Она снова повернулась ко мне, улыбнулась:

– В любом случае этой зимой никого не было, могу тебе поклясться. Я только занималась и курила, выходила из дома только, когда синьорина Блумфельд выгоняла меня погулять.

Она достала из-под подушки пачку «Лаки страйк».

– Хочешь сигаретку? Я начала сразу с крепких, как видишь.

Я молча показал трубку, которая была у меня в кармане пиджака.

– А, ты тоже! – рассмеялась она, отчего-то развеселившись. – Этот ваш Джампи просто сеет плоды просвещения!

– А ты жаловалась, что у тебя в Венеции нет друзей! – сказал я с горечью. – Лгунья! Ты – как все остальные, точно такая же.

Она покачала головой, сочувствуя не то мне, не то самой себе.

– Флирт ничего общего с дружбой не имеет, никакой – ни легкий, ни серьезный, – сказала она печально. – Поэтому ты должен признать, что, когда я говорила тебе о друзьях, я не совсем тебе лгала. Однако ты прав. Я такая же, как все остальные: лгунья, предательница, изменщица… Я по сути ничем не отличаюсь от какой-нибудь Адрианы Трентини.

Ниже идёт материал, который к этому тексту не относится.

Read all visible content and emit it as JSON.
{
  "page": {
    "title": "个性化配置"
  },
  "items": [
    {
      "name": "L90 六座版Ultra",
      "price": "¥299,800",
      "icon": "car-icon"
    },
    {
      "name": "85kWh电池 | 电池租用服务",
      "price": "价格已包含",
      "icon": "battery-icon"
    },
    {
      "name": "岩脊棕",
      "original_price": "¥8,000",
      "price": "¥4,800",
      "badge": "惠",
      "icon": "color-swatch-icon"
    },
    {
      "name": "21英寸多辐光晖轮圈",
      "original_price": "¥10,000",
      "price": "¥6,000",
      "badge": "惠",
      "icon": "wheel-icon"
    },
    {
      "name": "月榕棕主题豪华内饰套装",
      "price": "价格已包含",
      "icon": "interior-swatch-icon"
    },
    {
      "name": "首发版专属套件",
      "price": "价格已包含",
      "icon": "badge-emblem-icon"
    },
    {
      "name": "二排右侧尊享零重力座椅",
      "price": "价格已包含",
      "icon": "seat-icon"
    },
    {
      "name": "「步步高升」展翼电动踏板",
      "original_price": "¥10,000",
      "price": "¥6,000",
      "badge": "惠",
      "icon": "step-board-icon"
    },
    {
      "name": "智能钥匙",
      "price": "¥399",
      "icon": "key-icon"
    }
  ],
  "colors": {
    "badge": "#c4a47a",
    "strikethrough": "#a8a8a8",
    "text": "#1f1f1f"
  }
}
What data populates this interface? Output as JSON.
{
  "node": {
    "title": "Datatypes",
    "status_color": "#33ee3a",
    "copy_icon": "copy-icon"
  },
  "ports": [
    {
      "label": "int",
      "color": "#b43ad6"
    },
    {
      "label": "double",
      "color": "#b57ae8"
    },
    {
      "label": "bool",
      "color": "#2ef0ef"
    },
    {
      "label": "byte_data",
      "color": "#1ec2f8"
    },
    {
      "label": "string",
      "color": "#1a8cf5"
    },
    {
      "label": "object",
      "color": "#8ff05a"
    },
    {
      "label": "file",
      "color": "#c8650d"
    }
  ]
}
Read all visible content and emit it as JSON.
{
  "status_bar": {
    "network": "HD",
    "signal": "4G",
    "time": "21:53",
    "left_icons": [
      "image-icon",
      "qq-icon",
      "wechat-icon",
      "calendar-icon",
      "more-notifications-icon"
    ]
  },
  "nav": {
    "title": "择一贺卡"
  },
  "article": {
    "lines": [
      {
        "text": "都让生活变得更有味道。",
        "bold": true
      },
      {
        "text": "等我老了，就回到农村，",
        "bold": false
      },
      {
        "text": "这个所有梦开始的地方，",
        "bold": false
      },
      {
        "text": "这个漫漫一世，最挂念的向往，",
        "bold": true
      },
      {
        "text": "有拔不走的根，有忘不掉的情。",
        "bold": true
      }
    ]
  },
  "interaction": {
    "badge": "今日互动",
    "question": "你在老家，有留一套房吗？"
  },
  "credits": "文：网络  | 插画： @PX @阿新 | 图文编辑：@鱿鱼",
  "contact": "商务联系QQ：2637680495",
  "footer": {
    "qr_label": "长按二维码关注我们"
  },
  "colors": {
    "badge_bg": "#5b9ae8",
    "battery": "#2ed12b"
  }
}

Она сказала «изменщица» почти по слогам, с какой-то отчаянной гордостью. Потом она добавила, что беда моя в том, что я ее всегда переоценивал. Она вовсе не собирается оправдываться, совсем нет. Но ведь это так: в моих глазах она всегда замечала столько «идеализма», что старалась казаться лучше, чем есть на самом деле.

Больше говорить было не о чем. Вскоре после этого вошла Джина, неся ужин (было уже девять часов), я встал.

– Извини, мне нужно идти, – сказал я протягивая ей руку.

– Ты знаешь дорогу, правда? Или предпочитаешь, чтобы Джина тебя проводила?

– Нет, не нужно. Я прекрасно справлюсь сам.

– Поезжай на лифте, пожалуйста.

– Да, конечно.

На пороге я обернулся. Она подносила ложку ко рту.

Я сказал:

– Пока.

– Пока, – улыбнулась она. – Я позвоню тебе завтра.

IV

Самое худшее для меня началось недели через три, когда я вернулся из поездки во Францию, которую мне пришлось совершить во второй половине апреля.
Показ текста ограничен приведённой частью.